Mit jedem Auftrag einer Malschicht, die auf einer weißen Kalkgrundierung aufgelegt wird, wird das Licht anders reflektiert. Schicht für Schicht entsteht so ein Körper, die Leinwand als dreidimensionales Objekt. In allen Arbeiten ist Ultramarinblau in Verbindung mit anderen Farben die Hauptfarbe. Die sehbare farbige Oberfläche ist das Ergebnis von Verbindung und Saturiertheit der verschiedenen Farben. Es ist aber auch gleichzeitig eine Fiktion und Interaktion zwischen kontrastierenden Farben in jedem Werk.

So geschlossen die Arbeiten auch sind, so offen agieren sie. Ihr Gewicht, ihre sehbare Gewichtung, die Nähe ihrer Distanzen zueinander verlangt von dem Betrachter nicht nur visuelles Sehen, die Retina als physische Funktion, sondern auch ein verstandesmäßiges, zerebrales sich Einbringen; eine psychologische Bereitschaft, den Atem der Bilder aufzunehmen. Diese Perzeption ist nicht vorbestimmt, sondern von jedem Betrachter unterschiedlich zu erfahren. Der Raum von De Crignis ist ein Experiment, eine Erfahrung, einzigartig für jeden Betrachter und zugleich von einer größeren Realität, von einer erweiterten Wirklichkeit.

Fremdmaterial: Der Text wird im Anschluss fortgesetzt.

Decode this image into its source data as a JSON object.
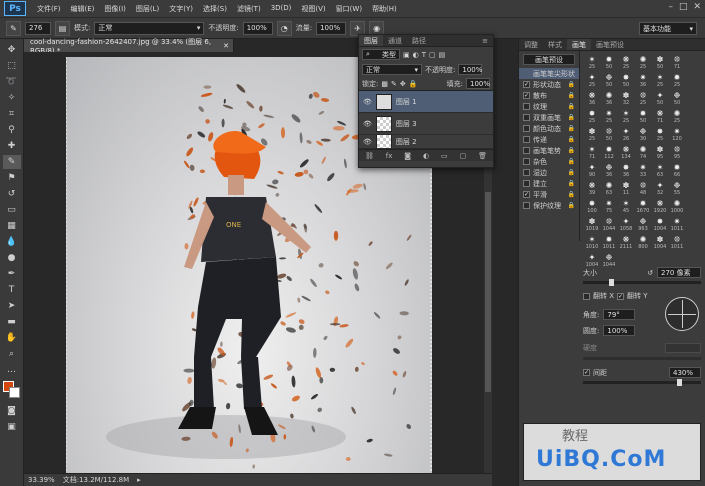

Der Raum 8 baut sich wie folgt auf: Es ist ein quadratischer Raum, mit einer Längswand, zwei Querwänden und gegenüber der Längswand eine Wand mit Durchgängen nach links und rechts bzw. auch hindurch in andere Räume. Die Arbeiten sind an der Längswand um die Mittelachse gesetzt, auf den kürzeren Querwänden ebenfalls auf Mittelachse gesetzt, aber nur dann, wenn man die Wandöffnungen, die oberhalb der Öffnung ganzwandig werden, mit dazu zählt, die kürzere von den Längswänden ist ebenso axial besetzt.

Mit diesem Raum hat De Crignis sein schweizerisches Erbe völlig zurückgelassen, man sieht nichts mehr von calvinistischer Erklärbarkeit, nichts von den Züricher Konstruktivisten und den Formeln dieser methodischen Künstler. Er hat sich in eine neue Tradition hinein begeben, die radikal und zugleich auch emotional ist. Vielleicht sieht er seine Aufgabe darin, Mark Rothko auf einen minimalen Punkt zu bringen, sodass alle romantischen Elemente wegfallen, wissend, dass die größte Erkenntnis nur dann möglich ist, wenn sie von Emotionen ausgelöst wird.